Diplodactylus vittatus is a nocturnal (night-active) and terrestrial (ground-dwelling) native Australian reptile. This species within diurnal hours will shelter in burrows and depressions under rocks or fallen timbers (reason for the common name of stone or wood gecko).

Diplodactylus vittatus, like majority of reptiles, are ectothermic, meaning the species requires their external environment to maintain and regulate their body temperature via physiological and behavioural means. Diplodactylus vittatus would choose microhabitats to forage within which were between their preferred temperature range (17°C–26°C) and choose to shelter in warmer locations which would aid in their thermoregulation during the diurnal hours, which enhances physiological processes of digestion and egg development. The species would select their foraging microhabitats and burrowing location depending on temperature needs of the individual to either increase or decrease their body temperature. Failure of maintaining thermoregulation can lead to loss of energy, predation, increased competition especially for resources and decrease access to their prey.

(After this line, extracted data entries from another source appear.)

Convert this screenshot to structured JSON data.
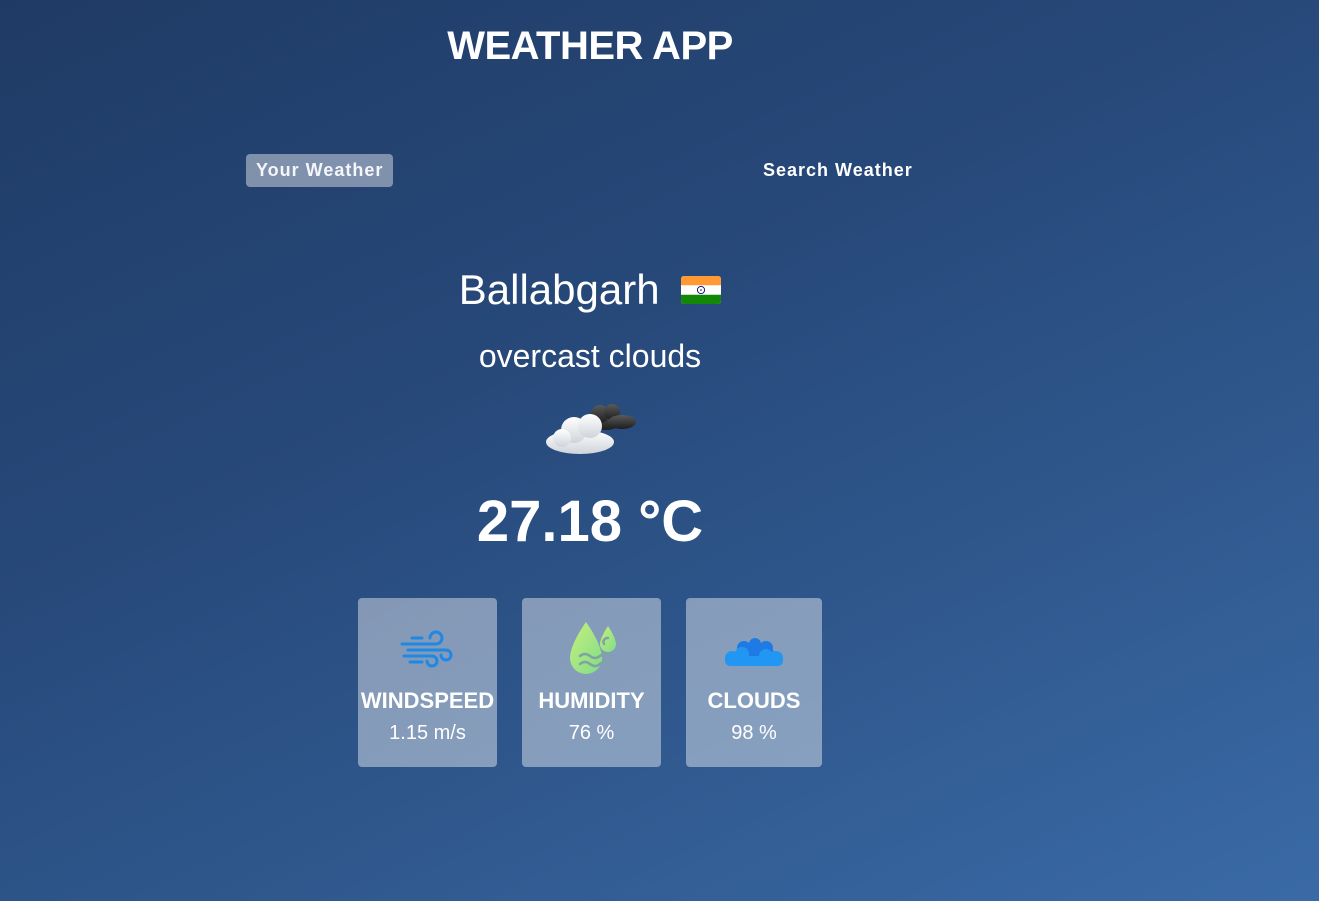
{
  "app": {
    "title": "WEATHER APP"
  },
  "tabs": {
    "your_weather": "Your Weather",
    "search_weather": "Search Weather"
  },
  "location": {
    "city": "Ballabgarh",
    "country_flag_icon": "india-flag-icon"
  },
  "current": {
    "description": "overcast clouds",
    "icon": "overcast-clouds-icon",
    "temperature": "27.18 °C"
  },
  "stats": {
    "windspeed": {
      "label": "WINDSPEED",
      "value": "1.15 m/s",
      "icon": "wind-icon"
    },
    "humidity": {
      "label": "HUMIDITY",
      "value": "76 %",
      "icon": "humidity-icon"
    },
    "clouds": {
      "label": "CLOUDS",
      "value": "98 %",
      "icon": "clouds-icon"
    }
  },
  "colors": {
    "background_top": "#1f3b65",
    "background_bottom": "#3a6aa6",
    "card_bg": "rgba(255,255,255,0.42)",
    "wind_icon": "#1e88e5",
    "humidity_icon": "#a6e87a",
    "clouds_icon": "#2196f3"
  }
}
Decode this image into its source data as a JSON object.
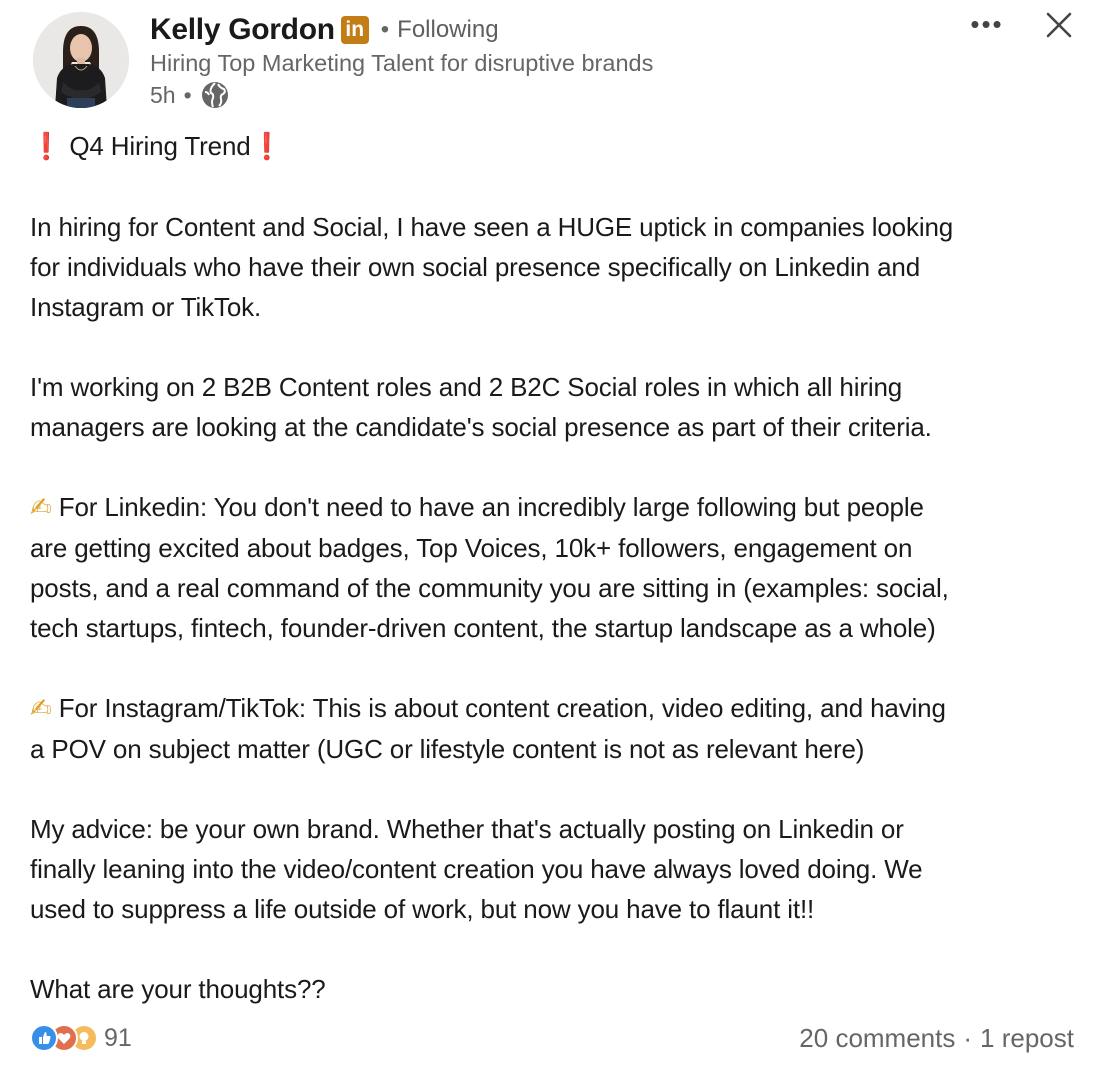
{
  "author": {
    "name": "Kelly Gordon",
    "badge": "in",
    "separator": "•",
    "follow_status": "Following",
    "headline": "Hiring Top Marketing Talent for disruptive brands",
    "time": "5h",
    "meta_separator": "•",
    "visibility_icon": "globe-icon"
  },
  "actions": {
    "more_label": "•••",
    "close_icon": "close-icon"
  },
  "post": {
    "title_emoji": "❗",
    "title": "Q4 Hiring Trend",
    "hand_emoji": "✍",
    "paragraph_1": "In hiring for Content and Social, I have seen a HUGE uptick in companies looking\nfor individuals who have their own social presence specifically on Linkedin and\nInstagram or TikTok.",
    "paragraph_2": "I'm working on 2 B2B Content roles and 2 B2C Social roles in which all hiring\nmanagers are looking at the candidate's social presence as part of their criteria.",
    "paragraph_3": "For Linkedin: You don't need to have an incredibly large following but people\nare getting excited about badges, Top Voices, 10k+ followers, engagement on\nposts, and a real command of the community you are sitting in (examples: social,\ntech startups, fintech, founder-driven content, the startup landscape as a whole)",
    "paragraph_4": "For Instagram/TikTok: This is about content creation, video editing, and having\na POV on subject matter (UGC or lifestyle content is not as relevant here)",
    "paragraph_5": "My advice: be your own brand. Whether that's actually posting on Linkedin or\nfinally leaning into the video/content creation you have always loved doing. We\nused to suppress a life outside of work, but now you have to flaunt it!!",
    "paragraph_6": "What are your thoughts??"
  },
  "footer": {
    "reaction_icons": [
      "like-icon",
      "love-icon",
      "insightful-icon"
    ],
    "reaction_count": "91",
    "comments": "20 comments",
    "separator": "·",
    "reposts": "1 repost"
  },
  "colors": {
    "badge": "#c37d16",
    "like": "#378fe9",
    "love": "#df704d",
    "insightful": "#f5bb5c",
    "alert": "#e0222a"
  }
}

Diplodactylus vittatus heavily relies on foliage, rocks and debris for surviving as the species have adapted to using camouflage, these environments providing their main food source, therefore the stone gecko can be commonly found in these locations.

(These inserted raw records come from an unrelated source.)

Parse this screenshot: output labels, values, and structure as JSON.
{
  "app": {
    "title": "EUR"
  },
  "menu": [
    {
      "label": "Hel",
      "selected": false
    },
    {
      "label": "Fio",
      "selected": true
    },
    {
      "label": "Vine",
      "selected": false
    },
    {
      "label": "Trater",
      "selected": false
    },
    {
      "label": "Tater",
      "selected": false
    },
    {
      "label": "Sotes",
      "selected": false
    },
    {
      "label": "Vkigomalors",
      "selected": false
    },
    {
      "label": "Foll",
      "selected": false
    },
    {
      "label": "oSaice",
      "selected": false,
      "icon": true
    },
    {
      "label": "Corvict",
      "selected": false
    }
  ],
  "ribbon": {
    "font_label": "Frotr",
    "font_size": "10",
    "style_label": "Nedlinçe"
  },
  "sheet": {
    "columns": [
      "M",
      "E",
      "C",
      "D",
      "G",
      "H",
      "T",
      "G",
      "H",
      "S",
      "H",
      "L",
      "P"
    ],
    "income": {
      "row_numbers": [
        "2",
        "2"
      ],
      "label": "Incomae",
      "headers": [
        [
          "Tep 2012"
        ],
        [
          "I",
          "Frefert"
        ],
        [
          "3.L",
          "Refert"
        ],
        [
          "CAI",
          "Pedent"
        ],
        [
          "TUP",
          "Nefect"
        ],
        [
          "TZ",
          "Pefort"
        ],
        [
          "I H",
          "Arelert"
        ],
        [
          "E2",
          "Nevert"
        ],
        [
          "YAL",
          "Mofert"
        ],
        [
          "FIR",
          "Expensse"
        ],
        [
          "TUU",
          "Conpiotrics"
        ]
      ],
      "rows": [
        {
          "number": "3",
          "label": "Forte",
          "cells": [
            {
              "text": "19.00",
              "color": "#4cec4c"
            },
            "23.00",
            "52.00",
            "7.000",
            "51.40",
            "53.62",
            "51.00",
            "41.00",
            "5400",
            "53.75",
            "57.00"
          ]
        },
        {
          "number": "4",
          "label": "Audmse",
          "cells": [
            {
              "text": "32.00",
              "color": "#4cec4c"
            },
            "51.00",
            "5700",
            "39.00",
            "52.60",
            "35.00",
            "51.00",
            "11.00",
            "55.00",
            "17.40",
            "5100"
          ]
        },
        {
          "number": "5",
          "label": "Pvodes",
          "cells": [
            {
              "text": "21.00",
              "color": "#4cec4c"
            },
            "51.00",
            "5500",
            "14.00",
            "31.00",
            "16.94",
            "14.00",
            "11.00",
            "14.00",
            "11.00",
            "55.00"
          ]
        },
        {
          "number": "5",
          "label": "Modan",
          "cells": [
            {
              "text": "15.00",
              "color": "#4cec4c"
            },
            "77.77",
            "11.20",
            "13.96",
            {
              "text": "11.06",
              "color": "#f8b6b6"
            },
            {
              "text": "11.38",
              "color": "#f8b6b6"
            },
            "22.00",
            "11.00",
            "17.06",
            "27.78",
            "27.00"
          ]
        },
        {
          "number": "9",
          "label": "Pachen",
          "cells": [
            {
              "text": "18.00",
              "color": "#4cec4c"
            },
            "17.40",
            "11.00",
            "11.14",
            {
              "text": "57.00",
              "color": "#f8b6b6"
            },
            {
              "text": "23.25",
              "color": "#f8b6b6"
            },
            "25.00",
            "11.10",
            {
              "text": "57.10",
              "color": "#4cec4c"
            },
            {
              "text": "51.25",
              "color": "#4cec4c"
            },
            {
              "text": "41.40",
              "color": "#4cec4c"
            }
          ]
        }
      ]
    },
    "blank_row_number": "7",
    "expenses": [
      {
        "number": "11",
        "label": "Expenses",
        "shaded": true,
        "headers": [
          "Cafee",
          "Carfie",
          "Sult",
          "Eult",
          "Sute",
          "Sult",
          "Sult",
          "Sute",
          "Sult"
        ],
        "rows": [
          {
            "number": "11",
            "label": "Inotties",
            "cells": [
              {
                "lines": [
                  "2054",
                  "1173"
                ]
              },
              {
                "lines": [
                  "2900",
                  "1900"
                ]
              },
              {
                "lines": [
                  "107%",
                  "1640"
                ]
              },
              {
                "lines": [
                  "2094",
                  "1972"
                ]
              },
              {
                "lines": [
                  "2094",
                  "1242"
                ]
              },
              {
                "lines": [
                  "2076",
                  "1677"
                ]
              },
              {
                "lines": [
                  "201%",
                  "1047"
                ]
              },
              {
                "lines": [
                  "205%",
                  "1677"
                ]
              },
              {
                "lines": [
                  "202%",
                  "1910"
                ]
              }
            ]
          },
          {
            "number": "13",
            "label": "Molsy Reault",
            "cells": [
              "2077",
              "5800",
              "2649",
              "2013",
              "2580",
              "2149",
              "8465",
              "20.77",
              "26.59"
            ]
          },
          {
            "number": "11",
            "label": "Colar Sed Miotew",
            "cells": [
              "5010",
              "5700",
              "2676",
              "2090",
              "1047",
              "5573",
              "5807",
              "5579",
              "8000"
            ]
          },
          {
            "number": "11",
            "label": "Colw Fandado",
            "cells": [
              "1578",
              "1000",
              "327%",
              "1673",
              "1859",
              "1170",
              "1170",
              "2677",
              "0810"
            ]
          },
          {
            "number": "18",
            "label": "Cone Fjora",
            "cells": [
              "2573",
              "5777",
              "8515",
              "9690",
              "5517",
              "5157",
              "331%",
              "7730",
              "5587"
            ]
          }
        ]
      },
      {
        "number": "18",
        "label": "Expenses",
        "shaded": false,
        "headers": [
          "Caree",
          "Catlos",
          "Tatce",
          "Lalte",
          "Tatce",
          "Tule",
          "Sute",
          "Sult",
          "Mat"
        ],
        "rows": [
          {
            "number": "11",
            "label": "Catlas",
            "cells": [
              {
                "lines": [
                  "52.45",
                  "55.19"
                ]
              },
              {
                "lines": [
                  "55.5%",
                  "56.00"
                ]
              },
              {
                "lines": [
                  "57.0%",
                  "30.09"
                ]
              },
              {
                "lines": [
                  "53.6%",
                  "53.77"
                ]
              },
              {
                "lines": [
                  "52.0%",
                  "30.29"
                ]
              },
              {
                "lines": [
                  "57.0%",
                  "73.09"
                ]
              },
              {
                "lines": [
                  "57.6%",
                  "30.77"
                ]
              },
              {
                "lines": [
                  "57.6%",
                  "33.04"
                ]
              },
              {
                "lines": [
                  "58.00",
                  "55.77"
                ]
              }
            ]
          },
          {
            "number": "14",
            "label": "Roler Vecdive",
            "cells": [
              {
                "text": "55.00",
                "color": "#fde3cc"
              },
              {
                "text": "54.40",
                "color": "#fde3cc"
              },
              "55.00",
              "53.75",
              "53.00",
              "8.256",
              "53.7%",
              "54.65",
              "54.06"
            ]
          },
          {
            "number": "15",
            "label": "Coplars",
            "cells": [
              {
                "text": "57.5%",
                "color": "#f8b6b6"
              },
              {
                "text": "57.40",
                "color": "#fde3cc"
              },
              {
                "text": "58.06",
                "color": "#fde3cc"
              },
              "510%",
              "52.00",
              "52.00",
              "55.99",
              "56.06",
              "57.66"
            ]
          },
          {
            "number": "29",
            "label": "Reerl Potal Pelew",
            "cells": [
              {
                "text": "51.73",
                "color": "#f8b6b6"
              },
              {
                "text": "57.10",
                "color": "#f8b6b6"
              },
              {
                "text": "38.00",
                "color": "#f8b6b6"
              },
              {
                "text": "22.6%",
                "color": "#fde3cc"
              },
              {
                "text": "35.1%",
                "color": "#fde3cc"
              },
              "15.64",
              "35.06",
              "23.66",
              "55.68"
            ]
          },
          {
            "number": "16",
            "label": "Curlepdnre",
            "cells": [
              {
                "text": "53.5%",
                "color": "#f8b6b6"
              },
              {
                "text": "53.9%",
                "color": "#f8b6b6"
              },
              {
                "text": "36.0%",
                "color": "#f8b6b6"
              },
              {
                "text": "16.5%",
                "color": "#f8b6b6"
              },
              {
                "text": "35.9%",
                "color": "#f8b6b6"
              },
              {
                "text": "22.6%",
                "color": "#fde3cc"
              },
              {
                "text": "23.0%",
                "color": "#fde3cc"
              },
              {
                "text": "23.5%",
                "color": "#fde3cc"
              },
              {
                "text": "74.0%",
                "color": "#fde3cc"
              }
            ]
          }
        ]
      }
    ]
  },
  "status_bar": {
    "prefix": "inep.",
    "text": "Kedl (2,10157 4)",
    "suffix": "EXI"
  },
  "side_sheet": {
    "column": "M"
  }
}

This species will communicate to each other by noises of clicking, chirping and barking, and also through body language (standing on hind legs). This communication can be used to attract a mate or when males are defending territories.

== Reproduction ==
Diplodactylus vittatus is an oviparous (egg-laying) with breeding seasons being between September through to February depending on their environment and location. The female will have clutch sizes of two eggs, having multiple clutches in the breeding season with females laying their eggs in leaves, bark, burrows and debris. The males' actively defend their territories by chirping, clicking or barking but these noises can be used to attract a mate too.

== Diet ==
Diplodactylus vittatus are insectivores, meaning their primary diet consists of insects which the species actively hunt by either catching their prey with their tongue or closing their jaw. Diplodactylus vittatus foraging activity is temperature dependent having a narrow air and substrate temperature range of between 17°C and 26°C, therefore the species activity happens in falling temperatures, mainly at dusk.

== Predators ==
The predators of Diplodactylus vittatus include larger reptiles, birds, snakes, frogs and some mammals. When the animal feels threatened, it will intimidate its predator by opening its mouth and standing tall to appear larger in size. The species has adapted to camouflage and sheds the tails in order to avoid and escape their predators.

== Threats ==
Diplodactylus vittatus foraging activities commence during dusk causing the gecko to struggle to maintain its body temperature due to needing to thermoregulate, therefore climate change can pose a threat to the Eastern Stone Geckos thermoregulation and foraging activities. Habitat loss and degradation are other threats that could affect the species.